Потянулись суровые военные годы, а потом была дружба с солдатами, поездка мамы к отцу, находившемуся в то время в тыловых частях, ее беременность, болезнь, смерть.)


(Дедушка по-прежнему служил поваром в монастыре «Сердца Господня». Но в то время я еще не доверился ему, не обрел в нем лучшего друга, лучшую опору. В свободные послеобеденные часы он редко приходил домой, предпочитая прогуливаться по окраинам, где встречался со старыми товарищами, игравшими в шары, и сам принимал живое участие в игре. Когда мама заболела и мне пришлось спать у стариков в алькове гостиной, я слышал, как он возвращался поздно вечером и тихим голосом расспрашивал бабушку. Но дедушка был человек немногословный и сдержанный, — казалось, в свое время он понапрасну пытался убедить людей в чем-то и теперь потерял надежду быть понятым. Он родился в долине Сьеве, в семье деревенского кузнеца, у которого была чрезмерно плодовитая жена. Когда дед был еще ребенком, вся семья его погибла от холеры, свирепствовавшей в тех местах в 1860 году. Дед работал батраком, пока ему не исполнилось двадцать лет. Потом ему предстояло отбывать воинскую повинность, так как перед призывом он вытащил несчастливый номер. Он решил дезертировать, ушел из деревни и отправился в ближайший город — Флоренцию. Но едва он вошел в Порта Аретина, усталый и запыленный, неся узелок со своим нехитрым имуществом на палке, перекинутой через плечо, точно романтический герой, как был схвачен и отправлен в тюрьму; амнистия 1870 года освободила его. Юношей дед был самым завзятым либералом. Еще мальчишкой в своей деревне, он гонялся за каретой какого-то отпрыска герцогского, рода, во все горло распевая насмешливую песенку:

Молокосос , иди бай-бай,

Папаши дома нет…

Он был сыном народа, человеком труда, а поэтому не только либералом, но и социалистом по крови, хотя и не знал грамоты. Но, очутившись в городе без друзей, без средств, он обратился к священнику своего прихода за помощью; помощь была ему оказана, и тут началось его долгое моральное унижение. Его приняли кухонным мальчиком в монастырь, где он вскоре стал поваром, научился читать и писать, но здесь же его каждый день подвергали пытке: до конца своей жизни мой старый, но неукротимый дед читал «подрывные» газеты — и в то же время готовил еду священнослужителям. Эти последние, зная, как он безобиден, освободили его от обязанности исповедоваться, но требовали его присутствия на воскресной мессе. И добрый старик подчинился; он подходил к самому алтарю, чтобы священник заметил его, а потом потихоньку пятился и, скрываясь в тени колонн и исповедален, пытался удрать, чтобы избежать благословения. Но все это касалось интимной жизни деда, о которой дома было мало известно. В головах постели у него всегда стояла бутыль с дегтярной водой; утром он пил ее долгими глотками, чтобы успокоить боль, причиняемую мочеиспусканием. Жестокая бабушка каждый день неизменно намекала на некое давнее похождение дедушки, во время которого он заразился дурной болезнью.)

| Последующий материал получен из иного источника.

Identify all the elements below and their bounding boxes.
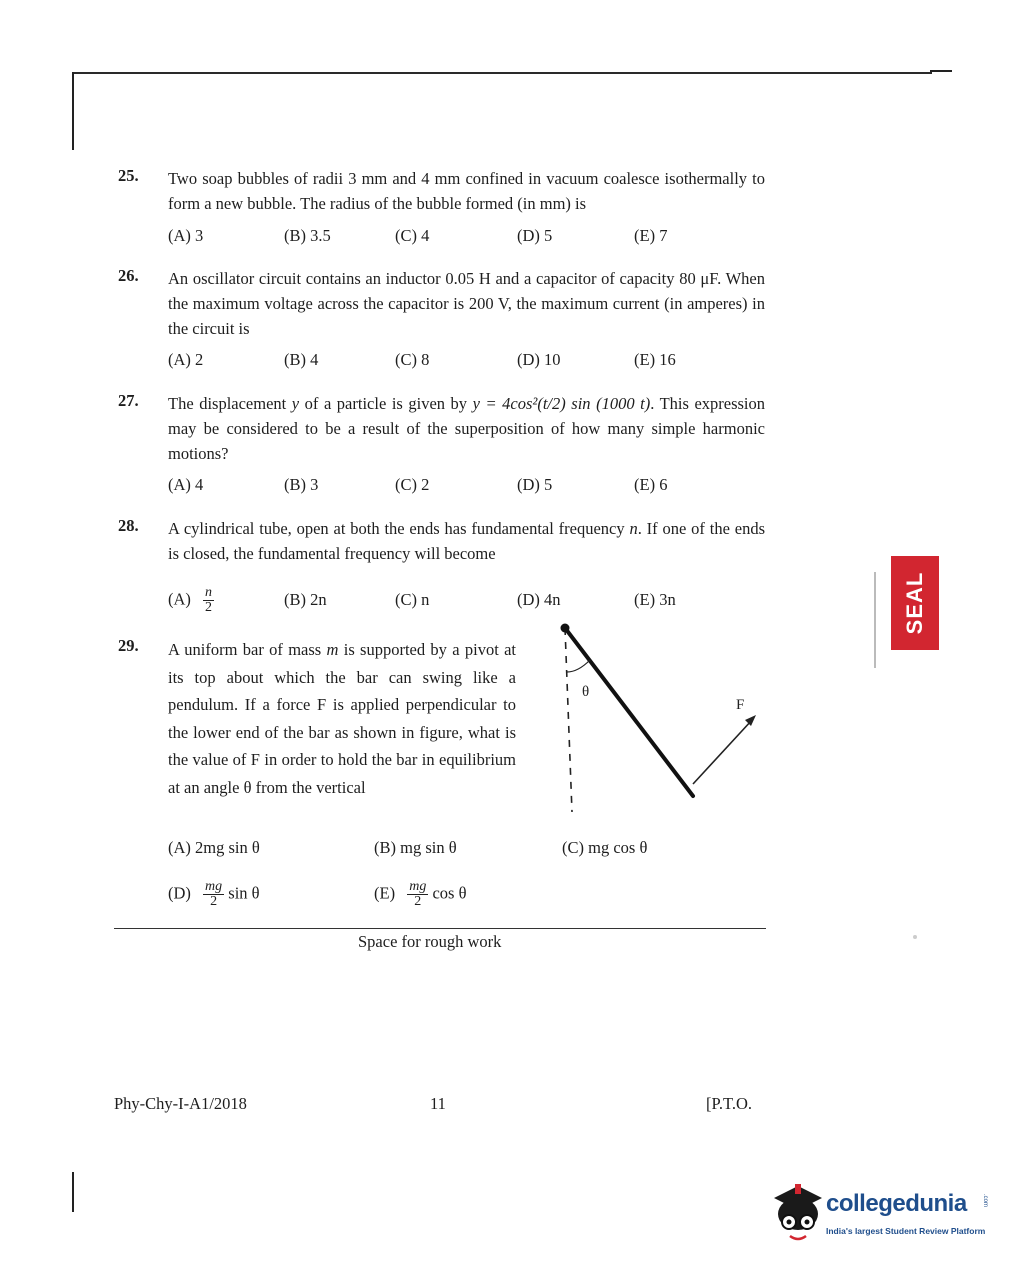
option-c: (C) 2 xyxy=(395,475,430,494)
option-d: (D) 5 xyxy=(517,475,553,494)
option-d: (D) 10 xyxy=(517,350,561,369)
question-text: Two soap bubbles of radii 3 mm and 4 mm confined in vacuum coalesce isothermally to form a new bubble. The radius of the bubble formed (in mm) is xyxy=(168,169,765,213)
trig-term: cos θ xyxy=(432,883,467,903)
logo-domain: .com xyxy=(982,1194,988,1208)
option-b: (B) 2n xyxy=(284,590,327,609)
force-arrowhead xyxy=(745,715,756,726)
mascot-icon xyxy=(768,1180,826,1246)
options xyxy=(168,584,728,618)
options-row-1 xyxy=(168,838,768,864)
question-number: 29. xyxy=(118,636,139,655)
option-label: (E) xyxy=(374,883,396,903)
rough-work-divider xyxy=(114,928,766,929)
option-a: (A) 2 xyxy=(168,350,204,369)
pivot-point xyxy=(561,624,570,633)
variable-m: m xyxy=(326,640,339,659)
equation: y = 4cos²(t/2) sin (1000 t) xyxy=(472,394,651,413)
option-b: (B) 4 xyxy=(284,350,319,369)
text-part: A cylindrical tube, open at both the ends has fundamental frequency xyxy=(168,519,630,538)
left-border-bottom xyxy=(72,1172,74,1212)
variable-n: n xyxy=(629,519,638,538)
scan-dot xyxy=(913,935,917,939)
option-b: (B) 3.5 xyxy=(284,226,331,245)
text-part: is supported by a pivot at its top about which the bar can swing like a pendulum. If a force F is applied perpendicular to the lower end of the bar as shown in figure, what is the value of F in order to hold the bar in equilibrium at an angle θ from the vertical xyxy=(168,640,516,797)
text-part: . This expression may be considered to be a result of the superposition of how many simple harmonic motions? xyxy=(168,394,766,463)
top-border xyxy=(72,72,932,74)
options xyxy=(168,226,728,252)
numerator: mg xyxy=(409,879,427,894)
left-border xyxy=(72,72,74,150)
text-part: The displacement xyxy=(168,394,292,413)
option-a: (A) 2mg sin θ xyxy=(168,838,260,857)
question-text xyxy=(168,636,516,801)
fraction xyxy=(407,880,428,909)
option-d: (D) 4n xyxy=(517,590,561,609)
denominator: 2 xyxy=(414,894,422,909)
theta-label: θ xyxy=(582,684,590,700)
numerator: n xyxy=(205,585,213,600)
numerator: mg xyxy=(205,879,223,894)
question-number: 28. xyxy=(118,516,139,535)
pendulum-bar xyxy=(565,628,693,796)
option-e: (E) 16 xyxy=(634,350,676,369)
force-label: F xyxy=(736,697,745,713)
variable-y: y xyxy=(291,394,300,413)
top-border-mark xyxy=(930,70,952,72)
options-row-2 xyxy=(168,876,768,912)
text-part: of a particle is given by xyxy=(299,394,473,413)
question-number: 27. xyxy=(118,391,139,410)
question-text xyxy=(168,516,765,566)
option-b: (B) 3 xyxy=(284,475,319,494)
trig-term: sin θ xyxy=(228,883,260,903)
option-d xyxy=(168,880,260,909)
logo-tagline: India's largest Student Review Platform xyxy=(826,1226,986,1236)
seal-label: SEAL xyxy=(902,571,927,635)
option-e: (E) 6 xyxy=(634,475,668,494)
option-d: (D) 5 xyxy=(517,226,553,245)
fraction xyxy=(203,586,214,615)
text-part: . If one of the ends is closed, the fundamental frequency will become xyxy=(168,519,765,563)
vertical-reference-line xyxy=(565,628,572,812)
question-text: An oscillator circuit contains an inductor 0.05 H and a capacitor of capacity 80 μF. When the maximum voltage across the capacitor is 200 V, the maximum current (in amperes) in the circuit is xyxy=(168,269,765,338)
option-b: (B) mg sin θ xyxy=(374,838,457,857)
denominator: 2 xyxy=(210,894,218,909)
pendulum-figure xyxy=(548,616,772,816)
logo-name: collegedunia xyxy=(826,1190,967,1217)
rough-work-label: Space for rough work xyxy=(358,932,502,951)
option-c: (C) n xyxy=(395,590,430,609)
question-text xyxy=(168,391,765,466)
options xyxy=(168,475,728,501)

Когда я жил у дяди, дедушка часто навещал меня; он брал меня за руку, и мы отправлялись в местный луна-парк. Дедушка баловал меня: я кружился на карусели верхом на белом жестяном коне с черными бешеными глазами и красной уздечкой, качался на качелях, которые, словно по волшебству, уносили меня ввысь. Мой старик поджидал, пока я слезу и прибегу к нему, охваченный еще каким-нибудь веселым желанием; а чтобы пожелать — достаточно было оглянуться вокруг: тут был и тир, где стреляли по куклам из карабинов, заряженных сахаром; и медные колечки, которые я тщетно пытался накинуть на горлышки бутылок с подвешенными к ним бумажными деньгами; и жареный миндаль, и соленые тыквенные семечки, и земляные орехи… Чудесные это были прогулки! Но больше всего я любил дедушку за то, что он серьезно относился к моим увлечениям. Я испытывал к нему чувство, не похожее ни на смущение и грусть, которые вызывало у меня присутствие мамы, ни на привычку, привязывавшую меня к бабушке, ни на то приятное расположение, с которым я, помимо воли, относился к кузинам, возившимся со мной, как с милой игрушкой. Дедушка разделял мои интересы, восторги и огорчения, он смотрел на небо, на жестяного коня и качели, на улицы, дома, людей и вещи моими глазами.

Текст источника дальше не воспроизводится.